Dundee Lackey Science & Technology Dundee Lackey assigns a hypertext argument in her 1st year composition classes. This argument was the brainchild of Sean Williams where students write from several different perspectives and hyperlinks in their arguments take the readers instantly to those alternative views. Lackey also draws on the works of Ann Wysocki, Danielle DeVoss, Gunther Kress, Paulo Frerie and belle hooks in her pedagogy. She asks her students to “Read the World.”
Dundee Lackey Science & Technology Students in Dundee Lackey’s classes are often asked to contribute to the class wiki, which “gets them thinking about texts more spatially and more visually.” Lackey takes issue with these divisions within the field and feels that dividing literacy and rhetoric hinder her pedagogy. When asked about teaching visual rhetoric she replied, “isn’t the alphabet visual?” She went on to discuss that rhetoric is part of communication, and that writing is just communication.
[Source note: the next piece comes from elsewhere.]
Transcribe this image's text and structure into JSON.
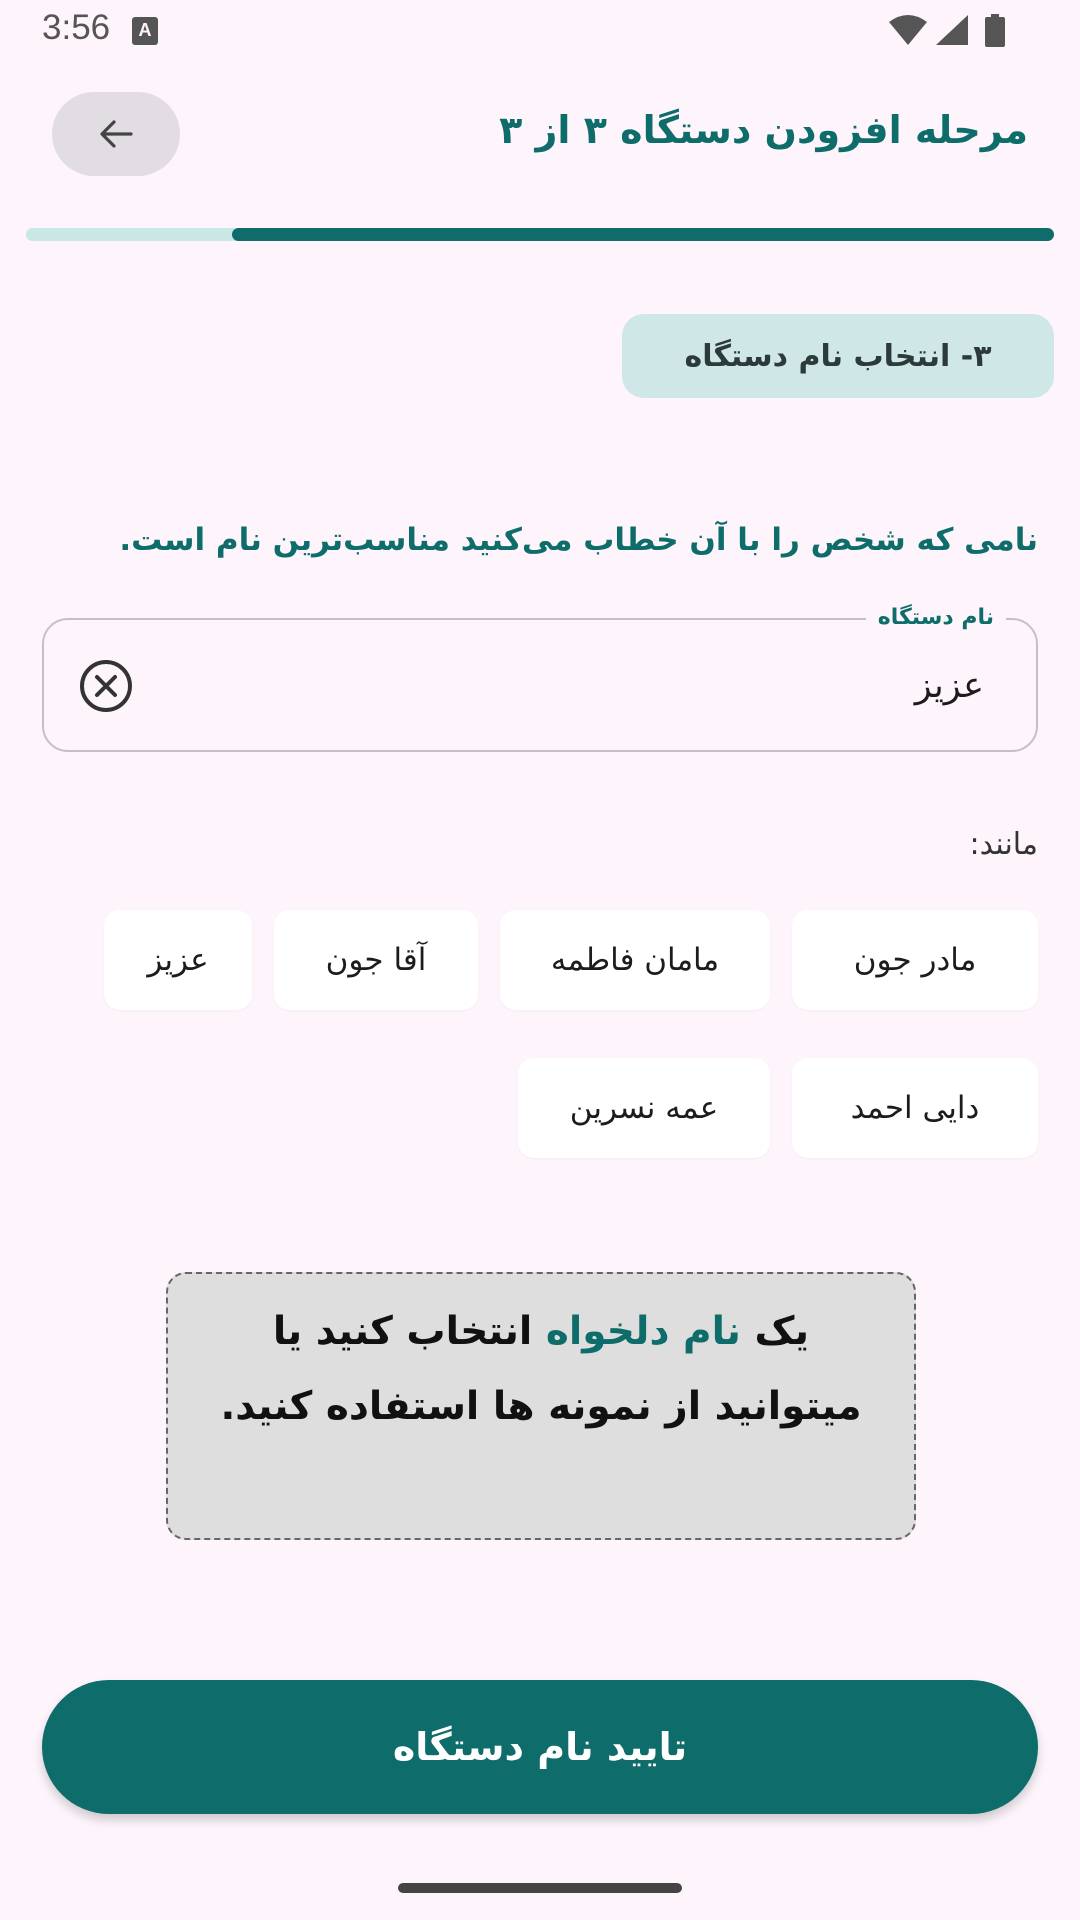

Douglas Walls Evolution of American Thought Doug Walls on different “rhetorics:” “I am not sure the division of rhetoric into channeled mediums is productive.” Students in his writing class do produce “visual rhetoric” insomuch, as Walls puts it, “all texts include visual aspects.” Ethics in Walls’ course are “discussed in terms of Rhetorical Forum. That is, the premise of the class is not that certain constructed arguments are better than others, but that forums change and allow for certain arguments, appeals, and evidence…”
Jim Ridolfo American Radical Thought Ridolfo advocates the use of “Affective Pedagogy” as coined by Julie Lindquist where “the classroom itself is a rhetorical situation.” He looks at each classroom, and at each set of students as a new rhetorical situation. Ridolfo feels that publicly rhetoricians accept this situation as a given, but sometimes deny it in their classrooms. The student is the audience.
Jim Ridolfo American Radical Thought Ridolfo’s students incorporate the abilities to answer complex research questions—historical mysteries discussed rhetorically—and has them include visuals in their “standard academic texts.” Visuals include headers, charts, pictures—where the student often takes those pictures themselves as they do archival photography using digital cameras. Complex digital research skills are integrated into traditional archival get-your-hands-dirty research and in doing so, students in Jim Ridolfo’s American Radical Thought become experts on an historical moment that probably they know better than anyone else.
Students must have a full report of communication skills; this means they need to be able to recognize rhetorical situations, to analyze them, to write to them, to use visuals to support their writing, and they need to be able to articulate themselves orally and ethically about their decisions as well as about their chosen subject matters. This is no small task, but it is one that is accomplishable—if we begin in 1st-year composition classes.
It’s not only visual rhetoric, but textual, oral, and ethical “rhetoric(s)” which students need to grasp from their 1st-year writing courses in order to be the best communicators they can be throughout their futures—inside these walls of academia—and beyond.
At Michigan State University, we teach to the whole person and we teach the whole art of communicating. The trends are to bring literacies, critical thinking, writing, composition, listening, seeing, art, design, reading and writing all back under the umbrella of rhetoric…
Afterall, aren’t we all just communicating?